C'était bien une révolution non violente qui s'amorçait en Pennsylvanie, et pourtant cette promesse tourna court. Cette recherche d'un Nouveau Monde spirituel dérangeait. A cause de l'afflux d'immigrants aux valeurs conventionnelles, acceptés en Pennsylvanie en raison même de la tolérance des Quakers, et de la non-transmissibilité systématique des valeurs non violentes d'une génération à l'autre, la Sainte Expérience se dégrada progressivement dans la première moitié du 18e siècle. Les Indiens, bien traités et respectés au début, étaient désormais victimes de tricheries lors d'achats de terres, et après avoir été pacifiques pendant quelques décennies, ils devenaient agressifs, et s'alliaient aux Français pour harceler les fermiers de la frontière de Pennsylvanie. La Sainte Expérience se termina en juin 1756 lorsque les Quakers qui siégeaient au gouvernement de Pennsylvanie démissionnèrent, et que la Pennsylvanie déclara la guerre aux Indiens et aux Français.

Les treize colonies britanniques voulurent avoir les coudées franches pour prendre les terres indiennes, alors que le gouvernement britannique essayait de freiner l'expansion vers l'ouest. Philadelphie devint la capitale de la rébellion armée. Il ne s'agissait plus de la liberté intérieure liée à la non-violence, mais de la liberté extérieure revendiquée à travers des actes de violence. Pendant la période révolutionnaire, les Quakers avaient libéré tous leurs esclaves, mais refusé en majorité de prendre les armes au nom de la liberté. Le 19e siècle fut marqué par la lutte sans relâche des abolitionnistes, parmi lesquels des Quakers comme les soeurs Grimké et William Lloyd Garrison jouèrent un rôle prépondérant.

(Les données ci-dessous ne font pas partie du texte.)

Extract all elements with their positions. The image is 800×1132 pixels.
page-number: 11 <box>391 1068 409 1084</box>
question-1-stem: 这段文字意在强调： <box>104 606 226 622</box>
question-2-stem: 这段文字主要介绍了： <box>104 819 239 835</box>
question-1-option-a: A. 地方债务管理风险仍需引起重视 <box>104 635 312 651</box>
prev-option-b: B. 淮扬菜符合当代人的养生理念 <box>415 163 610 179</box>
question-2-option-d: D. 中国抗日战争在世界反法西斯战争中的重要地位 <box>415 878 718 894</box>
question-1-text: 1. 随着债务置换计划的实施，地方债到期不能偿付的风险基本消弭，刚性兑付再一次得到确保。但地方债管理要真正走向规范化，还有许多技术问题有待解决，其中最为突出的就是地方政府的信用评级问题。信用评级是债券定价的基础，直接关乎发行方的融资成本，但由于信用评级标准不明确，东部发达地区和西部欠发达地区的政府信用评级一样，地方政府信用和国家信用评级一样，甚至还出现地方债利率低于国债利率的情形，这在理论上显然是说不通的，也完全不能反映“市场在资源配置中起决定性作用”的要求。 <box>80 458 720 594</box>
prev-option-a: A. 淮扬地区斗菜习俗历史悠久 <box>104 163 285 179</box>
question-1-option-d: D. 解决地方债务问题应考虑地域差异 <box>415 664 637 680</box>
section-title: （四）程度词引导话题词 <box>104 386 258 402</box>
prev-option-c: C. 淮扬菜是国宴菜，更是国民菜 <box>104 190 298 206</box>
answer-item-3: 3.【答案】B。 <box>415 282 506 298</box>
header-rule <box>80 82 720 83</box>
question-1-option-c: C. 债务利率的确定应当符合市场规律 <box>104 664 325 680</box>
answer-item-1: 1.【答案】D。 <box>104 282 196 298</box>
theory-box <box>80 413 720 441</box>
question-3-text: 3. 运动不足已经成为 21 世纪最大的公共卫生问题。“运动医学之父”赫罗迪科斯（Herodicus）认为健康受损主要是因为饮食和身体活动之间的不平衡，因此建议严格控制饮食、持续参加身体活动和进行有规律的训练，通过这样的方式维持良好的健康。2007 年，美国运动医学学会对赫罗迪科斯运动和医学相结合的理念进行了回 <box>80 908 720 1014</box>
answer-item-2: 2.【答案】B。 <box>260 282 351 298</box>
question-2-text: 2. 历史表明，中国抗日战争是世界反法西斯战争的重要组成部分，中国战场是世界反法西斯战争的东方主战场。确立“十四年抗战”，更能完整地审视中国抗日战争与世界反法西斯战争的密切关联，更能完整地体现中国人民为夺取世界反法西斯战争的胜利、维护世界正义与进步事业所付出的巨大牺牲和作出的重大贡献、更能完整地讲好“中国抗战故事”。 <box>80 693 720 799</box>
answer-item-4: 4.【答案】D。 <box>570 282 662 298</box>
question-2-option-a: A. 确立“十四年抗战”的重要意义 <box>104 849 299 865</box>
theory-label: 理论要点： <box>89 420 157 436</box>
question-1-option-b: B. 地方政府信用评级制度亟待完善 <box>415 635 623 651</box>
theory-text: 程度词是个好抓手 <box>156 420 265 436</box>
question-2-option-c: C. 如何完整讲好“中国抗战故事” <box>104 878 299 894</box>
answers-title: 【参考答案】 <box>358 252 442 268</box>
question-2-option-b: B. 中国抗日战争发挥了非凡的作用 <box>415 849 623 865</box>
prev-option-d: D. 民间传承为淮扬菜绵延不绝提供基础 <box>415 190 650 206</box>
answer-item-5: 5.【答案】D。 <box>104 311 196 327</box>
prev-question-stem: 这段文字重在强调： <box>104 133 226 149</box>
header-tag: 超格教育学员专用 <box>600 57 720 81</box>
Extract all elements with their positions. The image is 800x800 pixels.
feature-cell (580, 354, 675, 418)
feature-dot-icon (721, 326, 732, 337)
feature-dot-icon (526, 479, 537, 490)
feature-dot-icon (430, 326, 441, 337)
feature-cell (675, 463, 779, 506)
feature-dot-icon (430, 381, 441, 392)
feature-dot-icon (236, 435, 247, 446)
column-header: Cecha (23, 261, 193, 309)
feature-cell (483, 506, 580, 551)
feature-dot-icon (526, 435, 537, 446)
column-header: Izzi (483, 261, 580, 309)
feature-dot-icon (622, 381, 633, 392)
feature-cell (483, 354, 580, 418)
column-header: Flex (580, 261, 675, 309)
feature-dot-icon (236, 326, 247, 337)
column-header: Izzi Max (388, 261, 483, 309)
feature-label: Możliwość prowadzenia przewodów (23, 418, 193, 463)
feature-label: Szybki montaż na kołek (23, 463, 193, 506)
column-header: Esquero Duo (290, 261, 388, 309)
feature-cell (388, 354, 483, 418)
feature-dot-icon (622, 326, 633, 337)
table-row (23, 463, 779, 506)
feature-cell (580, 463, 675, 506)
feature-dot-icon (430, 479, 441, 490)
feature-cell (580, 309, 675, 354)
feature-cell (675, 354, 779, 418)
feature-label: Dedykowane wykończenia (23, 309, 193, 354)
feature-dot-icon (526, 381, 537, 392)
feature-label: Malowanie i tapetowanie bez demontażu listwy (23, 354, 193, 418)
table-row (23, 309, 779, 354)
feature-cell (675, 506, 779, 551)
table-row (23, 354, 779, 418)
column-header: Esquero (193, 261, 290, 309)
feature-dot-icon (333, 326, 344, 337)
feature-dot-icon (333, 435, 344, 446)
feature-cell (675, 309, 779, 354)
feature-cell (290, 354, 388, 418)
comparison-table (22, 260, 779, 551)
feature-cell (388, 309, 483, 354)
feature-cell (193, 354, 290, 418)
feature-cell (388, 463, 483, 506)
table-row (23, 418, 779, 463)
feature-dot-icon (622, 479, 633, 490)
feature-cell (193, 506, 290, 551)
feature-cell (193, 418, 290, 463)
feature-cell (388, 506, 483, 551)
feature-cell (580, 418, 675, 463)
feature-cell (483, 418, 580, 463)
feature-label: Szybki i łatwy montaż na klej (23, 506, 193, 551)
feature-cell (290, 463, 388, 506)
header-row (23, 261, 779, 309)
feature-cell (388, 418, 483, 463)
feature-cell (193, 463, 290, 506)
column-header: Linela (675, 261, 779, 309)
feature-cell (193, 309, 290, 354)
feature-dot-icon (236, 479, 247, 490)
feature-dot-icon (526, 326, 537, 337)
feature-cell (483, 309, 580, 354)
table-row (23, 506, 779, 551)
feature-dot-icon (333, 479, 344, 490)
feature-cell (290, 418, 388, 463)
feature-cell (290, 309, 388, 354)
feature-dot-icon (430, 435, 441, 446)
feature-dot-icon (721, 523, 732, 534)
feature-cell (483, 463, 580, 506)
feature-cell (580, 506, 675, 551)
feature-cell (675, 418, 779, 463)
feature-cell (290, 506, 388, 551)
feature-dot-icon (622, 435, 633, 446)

Mais au milieu du siècle, les abolitionnistes glissèrent progressivement de l'action non-violente à la guerre psychologique. Plusieurs d'entre eux furent très déçus et découragés par la Loi sur les esclaves en fuite, votée dès 1850. Dès lors l'exaspération prit souvent le dessus. William Lloyd Garrison et Frederick Douglas (abolitionniste noir très actif) en vinrent à accepter les concepts de violence légitime et de guerre juste. Au fur et à mesure que le problème de l'esclavage devenait un objet de débat national, les abolitionnistes prenaient de l'assurance et devenaient agressifs dans leurs propos. Lorsque la guerre éclata, le pas à franchir pour s'engager aux côtés de l'Union était mince. C'est ainsi que de nombreux abolitionnistes, qui avaient été en même temps des pacifistes, furent amenés à renoncer à leur pacifisme au nom de la lutte contre l'esclavage. Cette guerre était la première qui fit hésiter bien des hommes Quakers mobilisables quant à la position à adopter, et nombre d'entre eux décidèrent que la cause à défendre faisait oublier le moyen qui devait la servir. Elihu Burrit fut un des rares abolitionnistes qui aient refusé de transiger avec leur pacifisme.

C'est donc finalement la violence qui l'a emporté, et l'esclavage n'a pu être aboli sans passer par le moyen ambigu d'une guerre. On sait que cette guerre s'est soldée par la mort de près d'un million de personnes, et par le pillage du Sud. Loin d'abolir la mentalité esclavagiste des Sudistes, elle provoqua leur humiliation et attisa leur haine. On sait aussi que la formation du Ku-Klux-Klan fit des Noirs les premières victimes de l'esprit de revanche issu de la reddition inconditionnelle exigée par le Général Grant. On peut regretter que les abolitionnistes n'aient été ni assez nombreux ni assez patients pour obtenir des résultats moins spectaculaires, mais plus durables. Les groupes non-violents sont confrontés au problème suivant : s'ils s'isolent complètement de la société environnante, ils se protègent d'elle, mais ne parviennent guère à l'influencer. S'ils s'ouvrent trop sur le monde extérieur, ils risquent d'être absorbés par lui et de s'y dissoudre.